When researching deforestation linked to Pepsico’s supply chain, I found less promising news than my findings about gender equality and corruption. I found data regarding deforestation in palm oil producing countries from 1990-2015 from Our World in Data. In this time period, countries within Pepsico’s supply chain mostly decreased their deforestation levels with the exception of Peru, Papua New Guinea, Thailand, and the Dominican Republic. Contrastingly, most other countries that produce palm oil increased or maintained deforestation levels over the same period. Pepsico is doing a mediocre job of sourcing from countries with decreasing levels of deforestation in recent years.
The kicker is, however, that although deforestation levels are decreasing in countries in the supply chain, the scale at which deforestation occurs in these countries is significantly larger than other palm oil producing countries. The countries in Pepsico’s supply chain experienced an average of almost 200,000 more hectares of deforestation since 1990 than all other palm oil producing countries.
Countries like Indonesia and Brazil have extremely high levels of deforestation, which prompted me to conduct a case study regarding Pepsico’s involvement in Brazil.
Analyzing Pepsico’s palm oil sourcing from Brazil led me to wonder: which regions of Brazil experience the highest levels of deforestation? Are Pepsico’s palm mills located in these regions?
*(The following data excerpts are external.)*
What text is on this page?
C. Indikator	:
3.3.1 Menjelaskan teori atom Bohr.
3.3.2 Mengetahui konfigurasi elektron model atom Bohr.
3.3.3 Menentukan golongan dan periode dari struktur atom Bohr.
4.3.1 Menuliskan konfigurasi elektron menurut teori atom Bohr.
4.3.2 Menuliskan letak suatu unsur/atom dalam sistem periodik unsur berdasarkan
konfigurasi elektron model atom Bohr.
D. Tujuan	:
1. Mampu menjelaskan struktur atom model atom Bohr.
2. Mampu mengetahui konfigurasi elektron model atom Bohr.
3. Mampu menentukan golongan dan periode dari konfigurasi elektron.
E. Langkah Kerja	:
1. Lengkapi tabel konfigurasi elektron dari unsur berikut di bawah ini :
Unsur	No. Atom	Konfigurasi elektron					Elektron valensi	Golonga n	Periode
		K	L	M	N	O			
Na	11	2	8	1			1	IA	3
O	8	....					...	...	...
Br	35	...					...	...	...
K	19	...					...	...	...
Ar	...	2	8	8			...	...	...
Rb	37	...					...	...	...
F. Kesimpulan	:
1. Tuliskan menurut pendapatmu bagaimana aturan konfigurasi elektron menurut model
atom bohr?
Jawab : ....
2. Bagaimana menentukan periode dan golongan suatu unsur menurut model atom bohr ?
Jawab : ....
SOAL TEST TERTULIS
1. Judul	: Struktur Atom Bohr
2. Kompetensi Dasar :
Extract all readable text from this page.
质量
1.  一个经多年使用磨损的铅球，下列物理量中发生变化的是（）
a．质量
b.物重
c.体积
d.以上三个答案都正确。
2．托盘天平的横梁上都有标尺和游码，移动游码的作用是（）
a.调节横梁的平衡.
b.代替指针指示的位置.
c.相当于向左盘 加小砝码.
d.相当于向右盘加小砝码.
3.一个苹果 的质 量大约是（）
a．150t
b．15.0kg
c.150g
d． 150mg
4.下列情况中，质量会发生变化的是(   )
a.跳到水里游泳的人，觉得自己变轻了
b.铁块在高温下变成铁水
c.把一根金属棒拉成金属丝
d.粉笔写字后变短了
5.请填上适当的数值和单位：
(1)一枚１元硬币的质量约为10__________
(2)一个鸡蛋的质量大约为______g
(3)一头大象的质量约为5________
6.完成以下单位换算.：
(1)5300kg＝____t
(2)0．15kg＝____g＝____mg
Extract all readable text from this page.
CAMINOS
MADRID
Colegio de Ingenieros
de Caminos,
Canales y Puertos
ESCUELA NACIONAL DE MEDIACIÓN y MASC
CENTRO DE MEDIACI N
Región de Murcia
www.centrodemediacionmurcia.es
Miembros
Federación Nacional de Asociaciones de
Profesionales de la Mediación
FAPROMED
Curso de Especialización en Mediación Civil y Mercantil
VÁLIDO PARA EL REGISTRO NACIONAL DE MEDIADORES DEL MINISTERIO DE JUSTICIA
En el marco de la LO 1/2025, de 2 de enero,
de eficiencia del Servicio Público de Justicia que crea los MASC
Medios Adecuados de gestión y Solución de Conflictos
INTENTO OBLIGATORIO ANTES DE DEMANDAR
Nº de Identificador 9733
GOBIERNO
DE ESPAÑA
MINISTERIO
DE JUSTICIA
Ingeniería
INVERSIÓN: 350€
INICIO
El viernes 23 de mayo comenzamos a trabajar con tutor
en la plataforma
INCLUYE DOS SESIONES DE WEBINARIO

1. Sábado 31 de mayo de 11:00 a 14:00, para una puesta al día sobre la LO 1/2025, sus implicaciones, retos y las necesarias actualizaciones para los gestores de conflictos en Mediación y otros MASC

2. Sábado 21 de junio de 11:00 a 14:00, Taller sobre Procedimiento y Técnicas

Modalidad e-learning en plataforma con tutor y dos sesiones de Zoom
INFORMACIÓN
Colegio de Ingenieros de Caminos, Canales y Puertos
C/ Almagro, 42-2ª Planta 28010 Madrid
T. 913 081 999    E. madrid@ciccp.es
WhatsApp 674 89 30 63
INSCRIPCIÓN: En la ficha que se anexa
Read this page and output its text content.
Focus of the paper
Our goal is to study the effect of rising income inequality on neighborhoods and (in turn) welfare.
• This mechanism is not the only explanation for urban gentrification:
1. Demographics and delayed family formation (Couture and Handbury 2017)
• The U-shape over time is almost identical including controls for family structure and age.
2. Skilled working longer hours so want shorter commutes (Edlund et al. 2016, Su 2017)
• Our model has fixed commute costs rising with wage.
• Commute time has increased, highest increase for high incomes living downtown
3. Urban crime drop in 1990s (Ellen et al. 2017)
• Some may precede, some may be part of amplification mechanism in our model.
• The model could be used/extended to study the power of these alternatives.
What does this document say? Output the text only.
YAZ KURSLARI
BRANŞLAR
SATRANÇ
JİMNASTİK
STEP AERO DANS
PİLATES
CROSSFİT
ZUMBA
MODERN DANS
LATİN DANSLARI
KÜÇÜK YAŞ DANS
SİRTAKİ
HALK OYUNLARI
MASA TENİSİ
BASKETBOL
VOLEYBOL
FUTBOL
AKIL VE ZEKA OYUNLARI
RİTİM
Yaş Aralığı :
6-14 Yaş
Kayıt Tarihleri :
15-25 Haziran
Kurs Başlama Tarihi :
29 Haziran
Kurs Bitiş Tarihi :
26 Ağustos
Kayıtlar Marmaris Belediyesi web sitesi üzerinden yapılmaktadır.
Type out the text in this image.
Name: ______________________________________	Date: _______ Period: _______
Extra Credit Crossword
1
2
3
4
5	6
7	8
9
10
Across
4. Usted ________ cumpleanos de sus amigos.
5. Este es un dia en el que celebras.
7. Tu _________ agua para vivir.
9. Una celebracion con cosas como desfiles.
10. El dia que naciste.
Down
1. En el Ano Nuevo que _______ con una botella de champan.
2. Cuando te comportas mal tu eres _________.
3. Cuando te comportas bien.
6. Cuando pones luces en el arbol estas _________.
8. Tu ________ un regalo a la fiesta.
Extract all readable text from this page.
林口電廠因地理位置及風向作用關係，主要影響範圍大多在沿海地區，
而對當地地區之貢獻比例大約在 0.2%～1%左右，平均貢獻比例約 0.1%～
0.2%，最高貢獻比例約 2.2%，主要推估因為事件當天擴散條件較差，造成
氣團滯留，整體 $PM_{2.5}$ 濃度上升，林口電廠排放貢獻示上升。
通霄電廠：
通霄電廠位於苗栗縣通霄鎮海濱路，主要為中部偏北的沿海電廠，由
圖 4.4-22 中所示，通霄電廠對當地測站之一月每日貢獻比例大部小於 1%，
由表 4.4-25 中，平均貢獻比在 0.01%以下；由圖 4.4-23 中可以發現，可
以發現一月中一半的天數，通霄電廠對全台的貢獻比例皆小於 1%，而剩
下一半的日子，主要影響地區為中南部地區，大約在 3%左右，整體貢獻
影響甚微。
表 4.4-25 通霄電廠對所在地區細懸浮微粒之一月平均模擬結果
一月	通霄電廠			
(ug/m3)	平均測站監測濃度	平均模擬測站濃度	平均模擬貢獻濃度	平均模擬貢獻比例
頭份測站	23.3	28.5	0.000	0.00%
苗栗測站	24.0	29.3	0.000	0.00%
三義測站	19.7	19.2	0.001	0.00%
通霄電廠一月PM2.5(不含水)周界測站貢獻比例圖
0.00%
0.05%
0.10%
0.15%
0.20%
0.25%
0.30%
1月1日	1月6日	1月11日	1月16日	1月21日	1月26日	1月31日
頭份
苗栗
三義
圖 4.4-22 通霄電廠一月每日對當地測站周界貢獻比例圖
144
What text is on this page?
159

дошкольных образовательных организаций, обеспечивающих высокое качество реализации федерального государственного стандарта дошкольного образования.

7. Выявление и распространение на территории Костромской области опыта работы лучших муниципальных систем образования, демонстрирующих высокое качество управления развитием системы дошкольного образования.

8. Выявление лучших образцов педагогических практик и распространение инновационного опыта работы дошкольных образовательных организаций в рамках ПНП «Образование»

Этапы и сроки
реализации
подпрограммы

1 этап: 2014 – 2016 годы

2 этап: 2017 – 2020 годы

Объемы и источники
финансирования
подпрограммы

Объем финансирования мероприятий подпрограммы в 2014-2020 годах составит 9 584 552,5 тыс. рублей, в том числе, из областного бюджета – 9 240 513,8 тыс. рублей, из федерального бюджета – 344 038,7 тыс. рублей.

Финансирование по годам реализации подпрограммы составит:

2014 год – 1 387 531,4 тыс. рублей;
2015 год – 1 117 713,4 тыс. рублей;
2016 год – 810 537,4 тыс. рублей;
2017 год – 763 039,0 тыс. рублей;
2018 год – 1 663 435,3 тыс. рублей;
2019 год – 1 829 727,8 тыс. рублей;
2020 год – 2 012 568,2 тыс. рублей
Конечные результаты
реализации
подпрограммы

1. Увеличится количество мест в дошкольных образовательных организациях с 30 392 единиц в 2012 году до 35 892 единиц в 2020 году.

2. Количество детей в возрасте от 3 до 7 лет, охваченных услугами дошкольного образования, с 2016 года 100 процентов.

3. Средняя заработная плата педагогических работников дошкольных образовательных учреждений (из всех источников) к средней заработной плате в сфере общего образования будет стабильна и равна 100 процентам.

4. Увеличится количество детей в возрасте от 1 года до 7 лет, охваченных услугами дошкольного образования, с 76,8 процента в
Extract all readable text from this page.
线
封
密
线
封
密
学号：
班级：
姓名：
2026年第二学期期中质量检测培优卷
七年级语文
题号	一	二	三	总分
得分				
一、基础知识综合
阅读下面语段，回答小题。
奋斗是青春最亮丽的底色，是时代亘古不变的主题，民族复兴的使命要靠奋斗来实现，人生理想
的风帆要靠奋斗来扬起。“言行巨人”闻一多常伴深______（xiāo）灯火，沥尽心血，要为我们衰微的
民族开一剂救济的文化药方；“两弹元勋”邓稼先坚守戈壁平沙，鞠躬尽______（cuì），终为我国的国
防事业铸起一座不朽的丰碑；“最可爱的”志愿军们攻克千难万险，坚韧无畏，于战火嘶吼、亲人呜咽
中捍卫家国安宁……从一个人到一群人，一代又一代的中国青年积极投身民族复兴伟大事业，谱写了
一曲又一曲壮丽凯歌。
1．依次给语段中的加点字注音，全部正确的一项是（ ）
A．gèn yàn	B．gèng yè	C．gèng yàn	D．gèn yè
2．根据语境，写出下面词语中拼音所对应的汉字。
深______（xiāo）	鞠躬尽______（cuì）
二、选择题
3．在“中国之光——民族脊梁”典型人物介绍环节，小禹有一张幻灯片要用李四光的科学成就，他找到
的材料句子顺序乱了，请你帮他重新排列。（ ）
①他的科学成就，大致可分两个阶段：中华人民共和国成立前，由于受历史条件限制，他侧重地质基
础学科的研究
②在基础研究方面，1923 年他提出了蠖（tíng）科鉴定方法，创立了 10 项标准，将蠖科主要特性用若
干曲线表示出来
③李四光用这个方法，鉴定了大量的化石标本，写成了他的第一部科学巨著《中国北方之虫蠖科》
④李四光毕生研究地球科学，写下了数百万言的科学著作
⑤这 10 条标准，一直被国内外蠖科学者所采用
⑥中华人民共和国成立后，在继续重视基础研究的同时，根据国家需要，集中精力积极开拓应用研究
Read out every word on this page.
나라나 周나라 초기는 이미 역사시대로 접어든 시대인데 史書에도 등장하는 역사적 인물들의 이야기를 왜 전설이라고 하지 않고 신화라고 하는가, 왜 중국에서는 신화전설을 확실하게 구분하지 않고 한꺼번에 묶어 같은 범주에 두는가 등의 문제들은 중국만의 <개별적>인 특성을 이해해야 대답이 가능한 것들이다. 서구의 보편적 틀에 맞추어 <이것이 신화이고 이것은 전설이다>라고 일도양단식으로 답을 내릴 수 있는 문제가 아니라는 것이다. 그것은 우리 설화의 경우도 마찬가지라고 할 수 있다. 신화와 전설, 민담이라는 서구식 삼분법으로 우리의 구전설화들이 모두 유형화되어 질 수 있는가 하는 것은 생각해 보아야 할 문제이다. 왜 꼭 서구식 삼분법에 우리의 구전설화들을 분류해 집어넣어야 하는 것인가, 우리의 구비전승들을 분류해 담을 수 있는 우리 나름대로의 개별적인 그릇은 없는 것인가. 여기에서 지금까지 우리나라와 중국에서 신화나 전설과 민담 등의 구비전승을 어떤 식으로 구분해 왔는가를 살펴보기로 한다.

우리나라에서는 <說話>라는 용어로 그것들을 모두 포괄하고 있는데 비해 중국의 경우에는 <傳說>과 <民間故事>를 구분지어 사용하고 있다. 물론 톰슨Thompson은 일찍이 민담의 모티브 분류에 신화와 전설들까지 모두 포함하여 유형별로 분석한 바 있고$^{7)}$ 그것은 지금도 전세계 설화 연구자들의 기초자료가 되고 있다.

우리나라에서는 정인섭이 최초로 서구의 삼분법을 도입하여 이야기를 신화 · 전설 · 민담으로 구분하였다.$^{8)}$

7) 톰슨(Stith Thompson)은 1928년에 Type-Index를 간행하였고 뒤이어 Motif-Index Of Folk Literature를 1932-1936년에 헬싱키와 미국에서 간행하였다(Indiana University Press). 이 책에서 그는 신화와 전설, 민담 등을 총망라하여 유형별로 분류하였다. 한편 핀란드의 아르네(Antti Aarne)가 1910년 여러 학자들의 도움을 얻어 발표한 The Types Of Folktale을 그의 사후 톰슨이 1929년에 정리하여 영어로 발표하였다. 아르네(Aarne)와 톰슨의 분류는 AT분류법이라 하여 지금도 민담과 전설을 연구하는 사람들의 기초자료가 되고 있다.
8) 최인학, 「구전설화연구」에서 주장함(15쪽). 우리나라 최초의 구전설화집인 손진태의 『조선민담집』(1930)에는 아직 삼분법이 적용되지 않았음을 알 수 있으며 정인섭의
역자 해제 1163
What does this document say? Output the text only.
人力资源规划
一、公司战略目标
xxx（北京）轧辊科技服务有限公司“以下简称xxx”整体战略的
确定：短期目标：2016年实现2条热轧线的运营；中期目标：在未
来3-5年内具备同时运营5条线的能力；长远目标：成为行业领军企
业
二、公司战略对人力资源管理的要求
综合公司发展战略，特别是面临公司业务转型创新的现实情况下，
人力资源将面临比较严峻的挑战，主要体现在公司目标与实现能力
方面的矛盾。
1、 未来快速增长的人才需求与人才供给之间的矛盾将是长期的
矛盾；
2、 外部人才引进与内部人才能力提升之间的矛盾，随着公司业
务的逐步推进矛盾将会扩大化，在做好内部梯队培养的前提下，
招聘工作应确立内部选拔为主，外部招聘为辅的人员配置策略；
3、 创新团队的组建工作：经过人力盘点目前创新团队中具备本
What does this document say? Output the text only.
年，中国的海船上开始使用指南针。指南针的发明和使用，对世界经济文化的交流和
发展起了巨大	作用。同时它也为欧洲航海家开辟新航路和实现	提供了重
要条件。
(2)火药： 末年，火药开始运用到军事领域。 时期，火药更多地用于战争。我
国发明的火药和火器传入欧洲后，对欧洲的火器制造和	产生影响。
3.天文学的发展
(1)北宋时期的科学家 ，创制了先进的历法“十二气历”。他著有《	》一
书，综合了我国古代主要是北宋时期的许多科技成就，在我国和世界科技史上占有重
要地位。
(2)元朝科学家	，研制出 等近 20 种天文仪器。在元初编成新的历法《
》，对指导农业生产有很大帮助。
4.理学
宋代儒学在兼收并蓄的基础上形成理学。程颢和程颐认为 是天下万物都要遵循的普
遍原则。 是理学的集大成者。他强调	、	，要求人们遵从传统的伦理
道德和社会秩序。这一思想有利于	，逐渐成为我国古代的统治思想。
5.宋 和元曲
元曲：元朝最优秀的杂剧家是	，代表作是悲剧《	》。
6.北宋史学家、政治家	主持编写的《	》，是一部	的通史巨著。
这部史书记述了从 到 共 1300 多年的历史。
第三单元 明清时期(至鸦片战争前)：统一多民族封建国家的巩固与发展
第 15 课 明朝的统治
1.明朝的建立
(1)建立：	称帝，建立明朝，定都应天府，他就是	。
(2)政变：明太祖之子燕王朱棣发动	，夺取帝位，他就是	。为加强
The region of Pará, outlined in red below, experiences the highest levels of deforestation according to The Global Forest Watch.
Here the news gets a little bit worse. The next map shows where Pepsico’s Brazilian mills are located.
All six of Pepsico’s mills are located in the region of Pará, near this large dot.
The region of Pará is not the only region in Brazil that produces palm oil. The region of Roraima, located just northwest of Pará, also produces palm oil, and is outlined in red below.
If Pepsico truly wants to achieve the positive outcomes it claims to perpetuate in all the places it sources palm oil from, the company should consider relocating some of its palm mills from Pará to Roraima to contribute less to the problem of deforestation in Pará.
My research on Pepsico’s ESG claim taught me to be more skeptical of companies’ ESG assertions, but not to become an exclusive Coke drinker and throw away thoughts of ever drinking Pepsi again. To its credit, Pepsico does, on average, source palm oil from more gender equal, less corrupt countries. Most of Pepisco’s sourcing countries are currently decreasing their levels of deforestation. Countries in Pepsico’s supply chain, however, are the ones experiencing devastating levels of deforestation. And in Brazil, all six of Pepsico’s palm mills are located in the region with the highest levels of deforestation, which is most likely also the case in other countries with high deforestation levels.